Después de recorrer casi todos los puentes del Sena sin
conseguir el encuadre buscado, se dispuso a volver a la buhardilla, aunque en
ella posiblemente haría más frío que en la misma calle.
Lo suyo no eran los espacios abiertos y la frustración se
reflejaba en su rostro. Se dedicaría a los carteles y retratos. Estos llenarían el vacío del paisaje, la absenta o el coñac el
frío de su alma y el de la habitación.
Al cruzar el Pont du Carrousel su mirada se dirigió
hacia Les Îles. En ese preciso momento un rayo de sol se abrió camino entre el
hueco abierto en las espesas nubes.

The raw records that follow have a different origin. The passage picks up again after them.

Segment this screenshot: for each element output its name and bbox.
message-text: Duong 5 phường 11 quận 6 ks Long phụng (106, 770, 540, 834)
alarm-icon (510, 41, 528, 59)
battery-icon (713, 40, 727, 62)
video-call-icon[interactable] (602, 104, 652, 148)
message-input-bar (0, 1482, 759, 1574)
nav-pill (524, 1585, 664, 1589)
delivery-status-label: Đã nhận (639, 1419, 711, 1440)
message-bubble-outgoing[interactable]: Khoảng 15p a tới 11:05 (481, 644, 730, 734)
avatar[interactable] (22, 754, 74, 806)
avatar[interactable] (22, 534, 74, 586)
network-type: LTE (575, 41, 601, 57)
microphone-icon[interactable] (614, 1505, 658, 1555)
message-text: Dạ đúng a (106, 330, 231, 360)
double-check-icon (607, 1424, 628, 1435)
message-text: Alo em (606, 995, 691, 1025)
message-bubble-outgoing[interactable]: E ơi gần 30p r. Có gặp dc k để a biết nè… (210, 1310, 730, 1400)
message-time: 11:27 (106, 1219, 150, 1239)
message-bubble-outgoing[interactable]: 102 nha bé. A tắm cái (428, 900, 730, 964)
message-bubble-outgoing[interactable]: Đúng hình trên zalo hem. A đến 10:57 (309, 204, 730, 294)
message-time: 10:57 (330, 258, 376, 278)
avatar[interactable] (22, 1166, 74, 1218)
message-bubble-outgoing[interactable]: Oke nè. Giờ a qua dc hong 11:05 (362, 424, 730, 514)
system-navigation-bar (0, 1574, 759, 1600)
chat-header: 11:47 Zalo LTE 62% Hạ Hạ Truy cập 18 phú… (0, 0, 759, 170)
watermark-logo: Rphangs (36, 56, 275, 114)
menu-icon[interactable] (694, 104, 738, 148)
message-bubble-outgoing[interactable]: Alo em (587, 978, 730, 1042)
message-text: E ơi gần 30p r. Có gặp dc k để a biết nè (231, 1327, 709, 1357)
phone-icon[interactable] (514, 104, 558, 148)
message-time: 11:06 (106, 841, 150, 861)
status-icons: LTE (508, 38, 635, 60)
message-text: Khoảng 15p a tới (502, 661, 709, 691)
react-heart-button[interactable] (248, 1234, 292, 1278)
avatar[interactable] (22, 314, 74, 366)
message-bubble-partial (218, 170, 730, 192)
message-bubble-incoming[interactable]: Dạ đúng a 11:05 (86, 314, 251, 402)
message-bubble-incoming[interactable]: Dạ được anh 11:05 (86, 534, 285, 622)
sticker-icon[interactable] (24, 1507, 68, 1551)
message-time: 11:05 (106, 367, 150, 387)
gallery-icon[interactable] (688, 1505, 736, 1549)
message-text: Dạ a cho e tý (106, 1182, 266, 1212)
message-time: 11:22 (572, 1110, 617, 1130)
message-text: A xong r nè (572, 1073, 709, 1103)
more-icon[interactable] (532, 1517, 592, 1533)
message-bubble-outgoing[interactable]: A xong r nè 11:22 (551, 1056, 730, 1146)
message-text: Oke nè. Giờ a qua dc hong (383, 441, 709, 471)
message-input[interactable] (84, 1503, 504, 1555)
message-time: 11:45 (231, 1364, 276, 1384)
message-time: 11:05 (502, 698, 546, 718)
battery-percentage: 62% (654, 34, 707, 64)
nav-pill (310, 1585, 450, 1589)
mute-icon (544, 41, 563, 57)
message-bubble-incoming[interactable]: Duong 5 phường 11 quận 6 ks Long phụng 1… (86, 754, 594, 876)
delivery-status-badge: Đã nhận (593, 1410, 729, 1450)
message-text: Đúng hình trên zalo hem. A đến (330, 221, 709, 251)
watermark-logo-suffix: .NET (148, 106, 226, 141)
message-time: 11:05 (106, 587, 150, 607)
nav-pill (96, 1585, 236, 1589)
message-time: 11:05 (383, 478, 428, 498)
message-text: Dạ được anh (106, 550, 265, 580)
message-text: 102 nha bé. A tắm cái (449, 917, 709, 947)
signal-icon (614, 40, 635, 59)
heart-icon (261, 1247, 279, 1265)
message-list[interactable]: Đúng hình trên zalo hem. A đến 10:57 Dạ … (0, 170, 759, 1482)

Por un momento una visión sublime cruzó
ante sus ojos y el cuadro se materializó frente a él. Era una imagen luminosa,
fresca, hermosa y vivaz.
Los trazos se sucedieron a ritmo vertiginoso en un frenético
intento de capturar el momento.
De nuevo las nubes se cerraron como inmensos portalones
negros engullendo la luz y sumiendo la imagen en una penumbra grisácea y
mortecina.
Nunca más lo intentó.
A partir de entonces
no salió de los cabarets y de la penumbra de los bares más sórdidos de un París
para el que no había nacido.
Cien años después admiramos su magistral destreza para captar el movimiento.